Sunday, September 8, 2013

Day 2 - Blanco Canyon

Abilene, TX to Lamar, CO - 511 miles
September, 7 2013

As usual on my rides I wake up the rooster and lay in bed waiting for the sun to make its appearance.  On the road with a light motel breakfast by 7:15am motoring almost due north.  Couple of hours later I'm approaching Crosbyton, TX just east of Lubbock.  When you say Lubbock to me I think of cotton fields...immediately after flashing on Buddy Holly, Waylon Jennings, and Lloyd Maines...and flat land.  But it's not.  Like the grand canyon it gets "hilly" downward.
About twenty miles from Crosbyton I see my first "down."  It's called "Putoff Canyon" after an early settler.  It was known for its abundant fresh water "strong enough to swim a horse."

Further on you start to see where the water runoff that created Putoff Canyon has joined with a larger stream to form yet a larger canyon.  This is Blanco Canyon.

Dry now due to pumping, the fame of the canyon comes from the White River water and considerable timber, scarce in the area, which grew here into the 20th century.

In the 1990s it was confirmed that Spanish Conquistador Francisco Coronado camped here twice in the spring of 1541.  He was, I supposed, busy losing horses,  It's amazing to me how quickly the horses multiplied after the early Spanish reintroduced them to this continent.  It certainly changed the lives of the Plains Indians tribes.

It's the Plains Indians we're interested in...specifically at this stop, the Comanches.  It was here in 1871 that Col. Ranald Mackenzie led his San Angelo-based troops.  The battle fought here barely deserves the name "battle."  Mackenzie lost one trooper and reports indicate a couple of Comanches were killed.  But the significance of the encounter is it was the first real move against the Comanches after the Civil War.  Setting up a supply camp at the mouth of the canyon Mackenzie essentially served notice that the war was on.  Three years later he caught the Comanche, Kiowa, and some Cheyenne north of here in Palo Duro Canyon.  He captured their entire herd of horses (some 1100) and destroyed their tents and September, just before winter set it.  It forced them into reservations to survive.

An interesting note, at least to me, is Mackenzie seems to be able to get a lot accomplished with  few casualties.  He lost one man at Blanco Canyon and one at Palo Duro.

It's just open farm country now, only pretty when you are in it and can see the fertility and richness of the land, and the wide open spaces.  But, at one time, it was where cultures clashed.  For any looking for some great sympathetic treatment of the "noble" Redman you'll have to look somewhere else.  The white man came here and took the land from the Comanche and Kiowa.  They'd taken it from the Apache.  I can determine no fine distinction in the result.

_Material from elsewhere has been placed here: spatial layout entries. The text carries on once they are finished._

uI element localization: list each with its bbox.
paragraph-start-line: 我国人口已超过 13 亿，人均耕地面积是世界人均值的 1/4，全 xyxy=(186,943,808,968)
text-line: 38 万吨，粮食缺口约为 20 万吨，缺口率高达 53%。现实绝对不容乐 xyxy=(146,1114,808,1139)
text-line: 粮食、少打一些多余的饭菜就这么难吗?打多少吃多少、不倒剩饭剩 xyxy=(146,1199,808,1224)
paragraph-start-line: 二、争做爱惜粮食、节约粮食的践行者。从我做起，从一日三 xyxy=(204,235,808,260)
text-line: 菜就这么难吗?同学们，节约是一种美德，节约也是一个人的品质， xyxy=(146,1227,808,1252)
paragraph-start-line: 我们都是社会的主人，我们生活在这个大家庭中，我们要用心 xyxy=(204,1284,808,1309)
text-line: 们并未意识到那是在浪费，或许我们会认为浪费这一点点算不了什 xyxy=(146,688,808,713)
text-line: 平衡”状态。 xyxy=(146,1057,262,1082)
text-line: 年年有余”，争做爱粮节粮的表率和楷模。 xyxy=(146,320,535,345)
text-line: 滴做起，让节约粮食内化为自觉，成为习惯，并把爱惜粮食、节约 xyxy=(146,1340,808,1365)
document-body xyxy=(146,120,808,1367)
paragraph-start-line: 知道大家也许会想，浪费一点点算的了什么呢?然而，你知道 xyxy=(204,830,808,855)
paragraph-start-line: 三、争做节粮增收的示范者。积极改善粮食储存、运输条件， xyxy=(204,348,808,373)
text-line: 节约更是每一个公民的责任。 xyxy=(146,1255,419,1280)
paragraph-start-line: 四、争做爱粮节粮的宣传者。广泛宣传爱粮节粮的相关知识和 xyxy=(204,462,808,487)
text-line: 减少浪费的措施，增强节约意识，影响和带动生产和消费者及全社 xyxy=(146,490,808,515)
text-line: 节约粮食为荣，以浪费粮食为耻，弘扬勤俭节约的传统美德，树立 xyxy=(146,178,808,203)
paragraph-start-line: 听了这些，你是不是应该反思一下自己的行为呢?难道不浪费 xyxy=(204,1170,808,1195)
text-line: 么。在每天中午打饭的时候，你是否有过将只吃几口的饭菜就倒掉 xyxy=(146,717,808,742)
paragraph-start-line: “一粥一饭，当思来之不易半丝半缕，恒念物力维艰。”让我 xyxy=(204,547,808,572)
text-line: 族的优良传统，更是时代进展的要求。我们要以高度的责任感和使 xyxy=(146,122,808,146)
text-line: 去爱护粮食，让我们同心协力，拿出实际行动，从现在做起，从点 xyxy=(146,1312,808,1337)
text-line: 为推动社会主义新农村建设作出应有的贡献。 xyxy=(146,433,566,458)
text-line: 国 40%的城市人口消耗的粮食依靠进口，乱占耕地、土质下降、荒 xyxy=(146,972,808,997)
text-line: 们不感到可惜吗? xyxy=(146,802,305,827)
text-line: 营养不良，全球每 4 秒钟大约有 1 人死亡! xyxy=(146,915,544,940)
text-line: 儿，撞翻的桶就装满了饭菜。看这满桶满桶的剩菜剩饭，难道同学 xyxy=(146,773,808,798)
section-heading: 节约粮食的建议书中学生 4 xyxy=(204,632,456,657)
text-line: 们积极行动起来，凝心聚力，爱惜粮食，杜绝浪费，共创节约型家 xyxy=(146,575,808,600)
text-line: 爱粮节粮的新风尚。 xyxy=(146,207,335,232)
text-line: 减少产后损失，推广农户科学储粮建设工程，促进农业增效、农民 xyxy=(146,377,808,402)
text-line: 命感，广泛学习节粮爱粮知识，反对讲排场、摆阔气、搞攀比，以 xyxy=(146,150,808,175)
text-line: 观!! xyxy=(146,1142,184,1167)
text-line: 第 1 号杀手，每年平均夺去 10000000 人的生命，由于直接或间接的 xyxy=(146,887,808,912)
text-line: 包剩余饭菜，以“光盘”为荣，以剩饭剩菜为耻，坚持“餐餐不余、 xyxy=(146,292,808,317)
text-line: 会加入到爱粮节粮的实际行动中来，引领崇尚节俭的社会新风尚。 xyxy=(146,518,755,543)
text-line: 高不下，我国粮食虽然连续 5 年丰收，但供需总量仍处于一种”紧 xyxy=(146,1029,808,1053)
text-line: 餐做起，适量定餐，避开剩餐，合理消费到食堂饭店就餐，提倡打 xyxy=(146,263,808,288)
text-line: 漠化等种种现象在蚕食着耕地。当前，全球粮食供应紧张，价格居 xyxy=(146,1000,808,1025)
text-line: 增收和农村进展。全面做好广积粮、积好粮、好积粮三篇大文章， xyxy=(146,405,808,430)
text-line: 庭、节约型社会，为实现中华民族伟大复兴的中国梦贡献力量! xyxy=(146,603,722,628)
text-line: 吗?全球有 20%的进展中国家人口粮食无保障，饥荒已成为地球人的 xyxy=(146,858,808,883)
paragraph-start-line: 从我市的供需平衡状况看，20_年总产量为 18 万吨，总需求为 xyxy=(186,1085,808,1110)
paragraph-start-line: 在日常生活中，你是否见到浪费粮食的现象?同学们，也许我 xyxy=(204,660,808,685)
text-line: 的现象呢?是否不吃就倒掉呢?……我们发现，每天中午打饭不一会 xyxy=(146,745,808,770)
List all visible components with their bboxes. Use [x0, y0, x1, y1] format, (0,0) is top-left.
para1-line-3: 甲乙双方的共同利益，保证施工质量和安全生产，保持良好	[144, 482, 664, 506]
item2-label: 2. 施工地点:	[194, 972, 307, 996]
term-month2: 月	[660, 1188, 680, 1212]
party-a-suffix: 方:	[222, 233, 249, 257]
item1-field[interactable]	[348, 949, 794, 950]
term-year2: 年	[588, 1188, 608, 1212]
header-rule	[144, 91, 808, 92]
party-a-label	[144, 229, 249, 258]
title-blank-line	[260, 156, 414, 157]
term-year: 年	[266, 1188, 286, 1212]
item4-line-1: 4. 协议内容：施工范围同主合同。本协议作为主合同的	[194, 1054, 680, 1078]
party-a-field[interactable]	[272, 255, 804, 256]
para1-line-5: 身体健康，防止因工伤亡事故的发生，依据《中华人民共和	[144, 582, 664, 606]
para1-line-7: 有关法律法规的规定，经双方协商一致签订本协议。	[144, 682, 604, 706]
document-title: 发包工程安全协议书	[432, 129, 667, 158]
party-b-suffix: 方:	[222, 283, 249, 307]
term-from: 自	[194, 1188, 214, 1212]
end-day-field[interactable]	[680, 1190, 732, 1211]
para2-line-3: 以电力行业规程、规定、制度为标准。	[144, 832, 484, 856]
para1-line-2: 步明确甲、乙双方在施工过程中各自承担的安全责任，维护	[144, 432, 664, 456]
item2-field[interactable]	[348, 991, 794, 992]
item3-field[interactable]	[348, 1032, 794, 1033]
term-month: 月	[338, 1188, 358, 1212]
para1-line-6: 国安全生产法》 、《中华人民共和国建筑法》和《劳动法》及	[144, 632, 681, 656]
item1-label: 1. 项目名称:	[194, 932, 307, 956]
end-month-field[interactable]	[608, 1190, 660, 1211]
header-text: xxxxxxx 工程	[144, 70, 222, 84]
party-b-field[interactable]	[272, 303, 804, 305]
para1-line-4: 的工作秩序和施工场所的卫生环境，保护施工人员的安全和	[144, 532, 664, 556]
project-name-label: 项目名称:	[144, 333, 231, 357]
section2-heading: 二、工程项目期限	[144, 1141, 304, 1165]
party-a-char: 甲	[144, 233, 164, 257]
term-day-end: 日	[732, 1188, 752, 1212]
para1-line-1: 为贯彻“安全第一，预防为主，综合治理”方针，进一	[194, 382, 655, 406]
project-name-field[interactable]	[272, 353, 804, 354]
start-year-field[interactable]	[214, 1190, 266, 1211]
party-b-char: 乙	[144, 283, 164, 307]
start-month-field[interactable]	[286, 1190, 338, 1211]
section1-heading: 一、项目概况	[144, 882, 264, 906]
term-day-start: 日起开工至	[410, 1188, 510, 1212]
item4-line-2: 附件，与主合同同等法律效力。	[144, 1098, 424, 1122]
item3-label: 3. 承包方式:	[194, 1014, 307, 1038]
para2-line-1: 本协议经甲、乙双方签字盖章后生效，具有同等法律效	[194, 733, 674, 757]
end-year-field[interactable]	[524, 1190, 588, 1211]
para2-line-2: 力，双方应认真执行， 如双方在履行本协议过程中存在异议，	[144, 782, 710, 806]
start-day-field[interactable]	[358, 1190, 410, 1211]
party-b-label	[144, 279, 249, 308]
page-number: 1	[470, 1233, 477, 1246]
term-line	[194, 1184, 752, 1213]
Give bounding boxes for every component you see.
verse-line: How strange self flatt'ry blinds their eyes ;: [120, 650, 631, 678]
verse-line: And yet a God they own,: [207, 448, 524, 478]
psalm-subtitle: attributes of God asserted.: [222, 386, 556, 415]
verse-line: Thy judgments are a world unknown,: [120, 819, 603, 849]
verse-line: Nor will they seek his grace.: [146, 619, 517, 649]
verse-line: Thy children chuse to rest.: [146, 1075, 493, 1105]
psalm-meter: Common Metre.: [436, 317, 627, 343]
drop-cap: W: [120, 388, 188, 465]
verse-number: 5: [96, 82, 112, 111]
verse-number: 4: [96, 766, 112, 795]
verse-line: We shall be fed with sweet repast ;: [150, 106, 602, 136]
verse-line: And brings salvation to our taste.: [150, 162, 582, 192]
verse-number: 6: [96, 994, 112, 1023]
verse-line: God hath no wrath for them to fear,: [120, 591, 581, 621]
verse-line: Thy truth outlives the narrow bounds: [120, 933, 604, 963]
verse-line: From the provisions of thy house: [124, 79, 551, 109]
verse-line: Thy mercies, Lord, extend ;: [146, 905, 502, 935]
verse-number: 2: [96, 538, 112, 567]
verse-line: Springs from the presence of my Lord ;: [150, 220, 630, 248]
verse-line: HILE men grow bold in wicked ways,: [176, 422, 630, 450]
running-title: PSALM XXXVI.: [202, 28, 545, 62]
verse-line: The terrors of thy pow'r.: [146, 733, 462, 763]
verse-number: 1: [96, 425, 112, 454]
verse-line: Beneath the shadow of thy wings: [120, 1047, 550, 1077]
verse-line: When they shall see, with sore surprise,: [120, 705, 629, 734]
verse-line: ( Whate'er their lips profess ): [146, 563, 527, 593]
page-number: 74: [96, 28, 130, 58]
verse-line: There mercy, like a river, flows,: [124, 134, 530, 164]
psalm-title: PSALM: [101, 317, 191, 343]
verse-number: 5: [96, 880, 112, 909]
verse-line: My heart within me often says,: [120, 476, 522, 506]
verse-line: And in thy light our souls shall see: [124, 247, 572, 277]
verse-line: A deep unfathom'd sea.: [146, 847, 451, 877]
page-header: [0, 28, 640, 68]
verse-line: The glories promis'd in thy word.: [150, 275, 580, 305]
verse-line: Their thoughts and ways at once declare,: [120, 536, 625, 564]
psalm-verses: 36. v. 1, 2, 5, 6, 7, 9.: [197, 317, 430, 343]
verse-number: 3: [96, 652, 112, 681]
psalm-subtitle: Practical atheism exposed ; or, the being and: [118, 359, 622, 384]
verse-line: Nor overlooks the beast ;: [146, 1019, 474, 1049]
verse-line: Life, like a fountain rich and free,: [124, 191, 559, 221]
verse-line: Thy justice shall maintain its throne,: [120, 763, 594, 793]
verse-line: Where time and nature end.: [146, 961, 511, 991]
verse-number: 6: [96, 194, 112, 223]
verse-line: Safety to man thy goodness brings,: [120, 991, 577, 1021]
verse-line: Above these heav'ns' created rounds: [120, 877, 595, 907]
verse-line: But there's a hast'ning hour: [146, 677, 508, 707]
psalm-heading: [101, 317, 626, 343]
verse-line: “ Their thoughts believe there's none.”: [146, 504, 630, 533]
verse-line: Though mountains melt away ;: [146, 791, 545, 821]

But, time's a-wasting so I head north with the intention of revisiting Palo Duro Canyon.  I made a trip there back in 2009 because it always intrigued me.  But it got so hot by the time I was fairly near I decided to move on north looking for relief.  Didn't get it, though.  But I ate miles of road until  reaching Lamar, Colorado about 5:30pm (our time...they're "behind" us you know).

Took one of those "road showers" I harp about so much.  Seriously, one day I will write the definitive "Ode to the Road Shower."  It will be in iambic pentameter and explain, as only poetry can, how absolutely wonderful a long, drenching shower can feel after 8-10 on the road on the back of a motorcycle.


  1. Finally out of Texas... That is always the longest leg of the trip!

  2. Mackienzie totally rewrote the book on how to fight the Commanchies. Prior to him they used plug farm horses..single shot rifles and poorly trained immigrant Calvry draftees. He did three things. He got fast well trained horses (the Commanchies would raid by the moonlight and be 100 miles away by dawn). He recruited the best soldiers. The biggest thing he did though was meet with Mr Colt and he started field testing (beta) his 45's and recommending changes and improvements. He was the first to have the Colt six shot revolver. From there..well the Commanchies were history

  3. Mackenzie brought to bear the repeating Spencer rifle in his battles with the Comanches. The Texas hero who worked with Samuel Colt on the 6 shooter revolver was John Coffee Hayes in the 1840's. Separated by two decades, both men owed part of their success in the Indian wars to advances in technology.